В высшей степени неуместный поступок рыбака, все же попытавшегося в новой социальной ситуации повести себя «по-старому» и вручившего голодному вождю мирового пролетариата пакет с копченой рыбой, вождь легко обращает в поступок в высшей степени уместный: «— Вот что! Возьмите эту рыбу и пошлите ее в детский дом!» Замечательно, что Ленин и сам в финале рассказа оборачивается самозванцем, благодарящим «до крайности смущенного рыбака» «от имени детей».

Была ли эволюция отношения Зощенко к «новому человеку» и его поведению в послереволюционной культурной и социальной ситуации закономерной? Судя по двум, отчасти противоречащим друг другу «моралям» «Царских сапогов» и по не очень высокому качеству большинства рассказов о Ленине — не вполне. Скорее уж, речь должна идти об обстоятельствах, принудивших автора «Аристократки» и «Монтера» писать о братцах и братишках, как о братьях и товарищах.
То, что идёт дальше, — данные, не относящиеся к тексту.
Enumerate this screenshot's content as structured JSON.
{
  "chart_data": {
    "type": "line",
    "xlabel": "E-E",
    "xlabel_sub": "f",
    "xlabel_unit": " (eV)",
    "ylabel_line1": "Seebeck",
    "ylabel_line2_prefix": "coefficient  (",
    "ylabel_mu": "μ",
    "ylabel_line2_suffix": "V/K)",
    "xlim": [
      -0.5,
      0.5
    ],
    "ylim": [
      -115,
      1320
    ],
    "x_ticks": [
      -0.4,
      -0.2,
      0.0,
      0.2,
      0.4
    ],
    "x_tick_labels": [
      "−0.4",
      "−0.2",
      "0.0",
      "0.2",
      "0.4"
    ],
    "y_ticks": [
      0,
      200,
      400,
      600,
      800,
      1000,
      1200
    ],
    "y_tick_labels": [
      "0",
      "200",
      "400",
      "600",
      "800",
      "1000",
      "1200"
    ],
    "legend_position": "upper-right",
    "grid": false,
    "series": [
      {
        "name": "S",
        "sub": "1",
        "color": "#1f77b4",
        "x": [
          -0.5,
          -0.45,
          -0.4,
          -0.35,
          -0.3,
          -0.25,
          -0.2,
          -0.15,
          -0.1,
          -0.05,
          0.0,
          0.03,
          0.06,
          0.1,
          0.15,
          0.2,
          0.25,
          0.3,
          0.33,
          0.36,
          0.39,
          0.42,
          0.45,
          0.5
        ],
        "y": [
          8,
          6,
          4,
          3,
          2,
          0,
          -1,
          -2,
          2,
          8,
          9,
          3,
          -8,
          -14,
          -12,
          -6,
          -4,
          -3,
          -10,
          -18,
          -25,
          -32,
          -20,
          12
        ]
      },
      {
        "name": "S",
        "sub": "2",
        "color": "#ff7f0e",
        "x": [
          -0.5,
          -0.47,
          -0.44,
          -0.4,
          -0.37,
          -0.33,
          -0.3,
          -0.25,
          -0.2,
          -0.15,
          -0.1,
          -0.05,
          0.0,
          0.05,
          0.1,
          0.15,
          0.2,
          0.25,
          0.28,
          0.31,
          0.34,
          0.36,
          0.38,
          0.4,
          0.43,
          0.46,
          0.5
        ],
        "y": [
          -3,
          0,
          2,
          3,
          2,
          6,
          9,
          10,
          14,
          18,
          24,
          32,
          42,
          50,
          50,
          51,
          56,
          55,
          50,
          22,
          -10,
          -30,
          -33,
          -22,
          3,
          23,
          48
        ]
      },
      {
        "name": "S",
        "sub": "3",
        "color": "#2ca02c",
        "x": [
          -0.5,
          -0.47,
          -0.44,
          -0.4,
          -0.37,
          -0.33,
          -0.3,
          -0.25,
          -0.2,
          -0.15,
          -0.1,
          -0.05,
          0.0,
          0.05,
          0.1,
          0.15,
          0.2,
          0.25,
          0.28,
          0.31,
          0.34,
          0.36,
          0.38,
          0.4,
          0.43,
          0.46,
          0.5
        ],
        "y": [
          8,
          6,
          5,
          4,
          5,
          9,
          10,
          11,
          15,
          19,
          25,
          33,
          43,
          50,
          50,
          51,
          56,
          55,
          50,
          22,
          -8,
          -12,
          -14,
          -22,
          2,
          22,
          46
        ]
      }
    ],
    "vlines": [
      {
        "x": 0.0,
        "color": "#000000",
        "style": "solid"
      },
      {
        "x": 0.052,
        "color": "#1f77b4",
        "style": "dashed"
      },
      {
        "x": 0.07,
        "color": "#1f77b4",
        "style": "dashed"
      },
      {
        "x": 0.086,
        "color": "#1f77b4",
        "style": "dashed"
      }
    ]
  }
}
С другой стороны — Зощенко, по-видимому, не избежал общего для лучшей части советской интеллигенции желания «меряться пятилеткой», в случае Юрия Олешп детально описанного А. Белинковым, а в случае Осина Мандельштама — М.Л. Гаспаровым.

Человек не на своем месте

(тема «самозванства» у раннего Зощенко)

(1) Тынянов Ю.Н. Поэтика. История литературы. Кино.— С. 133.

(2) Ср. уже в крохотном «обрамлении» к «Аристократке», представляющем читателю повествователя: «Григорий Иванович шумно вздохнул, вытер подбородок рукавом и начал рассказывать».

(3) Не вполне обоснованным кажется нам следующее суждение Ю.К. Щеглова: «В отличие от мещан, сатирически выведенных в стихах и комедиях Маяковского, он [герой Зощенко. — O.Л.] совершенно не стремится к «изящной жизни» и вполне удовлетворен своим, в сущности полупещерным бытом» (Щеглов Ю.К. Энциклопедия некультурности (Зощенко: рассказы 1920-х-гг. и «Голубая книга») // Лицо и маска Михаила Зощенко. — М., 1994.— С. 220). Ср., впрочем, в работе Щеглова далее: «Некоторая завороженность рассказчика «красивой жизнью» все же очевидна» (Там же.— С. 237).

(4) «В театре она и развернула свою идеологию во всем объеме»; «А хозяин держится индифферентно — ваньку валяет»; «И докушал, сволочь» — в последних двух примерах вычурные «индифферентно» («научи.») и «докушал» («ласкательн.») выразительно сочетаются с «ваньку валяет» и «сволочь» («груб., прост.»). О подобных сочетаниях у Зощенко подробнее см.: Крепс М. Техника комического у Зощенко. — Boston, 1986. — Р. 98-99.

(5) Щеглов Ю.К. Ор. cit. — С. 221.

(6) Чудакова М.О. Поэтика Михаила Зощенко. — М., 1979.— С. 47.